Roma, 17enne uccide a calci e pugni un 28enne pakistano

Si esclude il movente razziale tra le cause dell’omicidio avvenuto questa notte a Tor Pignattara, nella periferia romana, dove un 17enne romano ha picchiato mortalmente un 28enne pakistano. I Carabinieri della Compagnia Casilino, che indagano sulla vicenda, hanno arrestato il ragazzo ancora sulla scena del delitto. I militari erano intervenuti sul posto intorno a mezzanotte sulla base di alcune segnalazioni che riferivano di una persona ubriaca e che urlava, pregava e molestava i passanti.
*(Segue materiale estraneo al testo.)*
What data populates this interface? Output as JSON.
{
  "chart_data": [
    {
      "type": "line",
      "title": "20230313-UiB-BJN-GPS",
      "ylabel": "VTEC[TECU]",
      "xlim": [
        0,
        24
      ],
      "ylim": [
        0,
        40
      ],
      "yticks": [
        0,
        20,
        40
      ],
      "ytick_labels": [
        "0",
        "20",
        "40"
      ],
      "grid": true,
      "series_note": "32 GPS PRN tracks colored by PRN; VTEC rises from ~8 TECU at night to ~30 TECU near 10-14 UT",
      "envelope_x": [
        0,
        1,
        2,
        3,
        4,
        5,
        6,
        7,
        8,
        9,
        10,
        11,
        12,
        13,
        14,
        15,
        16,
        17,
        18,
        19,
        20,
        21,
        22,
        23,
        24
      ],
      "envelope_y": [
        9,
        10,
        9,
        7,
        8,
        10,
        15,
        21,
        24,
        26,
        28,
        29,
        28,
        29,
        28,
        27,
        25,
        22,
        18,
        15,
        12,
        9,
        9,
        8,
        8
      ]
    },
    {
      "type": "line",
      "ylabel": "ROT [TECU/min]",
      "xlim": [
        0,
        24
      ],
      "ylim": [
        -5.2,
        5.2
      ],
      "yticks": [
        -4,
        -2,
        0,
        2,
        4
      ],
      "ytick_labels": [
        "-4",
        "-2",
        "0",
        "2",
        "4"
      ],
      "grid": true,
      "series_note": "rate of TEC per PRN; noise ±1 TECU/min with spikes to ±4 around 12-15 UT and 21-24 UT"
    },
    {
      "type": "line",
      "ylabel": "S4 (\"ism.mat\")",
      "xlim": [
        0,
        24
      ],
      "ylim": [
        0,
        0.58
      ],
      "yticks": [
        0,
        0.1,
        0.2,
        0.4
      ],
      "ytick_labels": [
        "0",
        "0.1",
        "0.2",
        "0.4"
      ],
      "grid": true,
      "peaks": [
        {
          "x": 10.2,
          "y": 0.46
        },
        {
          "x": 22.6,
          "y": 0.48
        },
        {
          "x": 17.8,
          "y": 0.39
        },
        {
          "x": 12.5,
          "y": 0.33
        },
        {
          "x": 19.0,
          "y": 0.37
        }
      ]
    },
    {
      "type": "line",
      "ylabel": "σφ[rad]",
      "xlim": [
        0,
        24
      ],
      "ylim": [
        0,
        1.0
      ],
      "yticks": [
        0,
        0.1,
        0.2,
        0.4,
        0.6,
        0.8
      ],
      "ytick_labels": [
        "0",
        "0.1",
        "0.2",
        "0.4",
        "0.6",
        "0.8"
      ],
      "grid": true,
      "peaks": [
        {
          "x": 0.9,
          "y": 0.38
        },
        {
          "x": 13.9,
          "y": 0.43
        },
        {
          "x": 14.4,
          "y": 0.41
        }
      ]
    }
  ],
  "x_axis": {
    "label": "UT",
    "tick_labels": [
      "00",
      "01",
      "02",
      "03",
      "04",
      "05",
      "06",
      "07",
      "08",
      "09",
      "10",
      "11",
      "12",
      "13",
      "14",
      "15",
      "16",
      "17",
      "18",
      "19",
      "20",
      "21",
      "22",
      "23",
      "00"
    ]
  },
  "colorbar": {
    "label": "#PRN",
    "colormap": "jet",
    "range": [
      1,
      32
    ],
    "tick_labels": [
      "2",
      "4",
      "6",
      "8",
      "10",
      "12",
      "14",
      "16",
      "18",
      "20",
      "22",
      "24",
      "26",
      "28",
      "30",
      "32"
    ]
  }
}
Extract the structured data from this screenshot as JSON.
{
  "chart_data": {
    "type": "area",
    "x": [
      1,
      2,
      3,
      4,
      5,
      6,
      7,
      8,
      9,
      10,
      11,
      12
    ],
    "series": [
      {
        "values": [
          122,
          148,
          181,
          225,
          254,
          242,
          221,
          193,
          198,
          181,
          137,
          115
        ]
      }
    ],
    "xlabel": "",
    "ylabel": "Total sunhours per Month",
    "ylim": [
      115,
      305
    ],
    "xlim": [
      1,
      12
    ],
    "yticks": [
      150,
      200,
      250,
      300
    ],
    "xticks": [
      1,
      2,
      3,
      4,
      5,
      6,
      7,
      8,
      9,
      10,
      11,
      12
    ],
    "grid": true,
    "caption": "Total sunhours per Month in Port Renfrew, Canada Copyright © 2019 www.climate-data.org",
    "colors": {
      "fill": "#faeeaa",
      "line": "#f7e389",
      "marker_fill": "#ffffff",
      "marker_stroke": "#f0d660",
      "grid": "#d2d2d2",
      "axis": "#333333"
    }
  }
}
Tra questi anche il 17enne che, incrociato Khan Mohamed Shandaz si sarebbe visto sputare in faccia. Quindi il minorenne avrebbe aggredito a calci e pugni il pakistano fino ad ucciderlo. Quando i militari sono arrivati sul posto, hanno trovato un capannello di persone intorno alla vittima tra cui anche il 17enne che ha subito ammesso le sue responsabilità aggiungendo però di aver sferrato solo un colpo contro il pakistano. I Carabinieri hanno subito arrestato il ragazzo con l’accusa di omicidio preterintenzionale. Dai primi accertamenti svolti nella notte da parte del medico legale, è emerso che il 28enne è stato raggiunto da più colpi sferrati con violenza e a mani nude. Saranno gli esiti dell’autopsia a chiarire con certezza le cause della morte.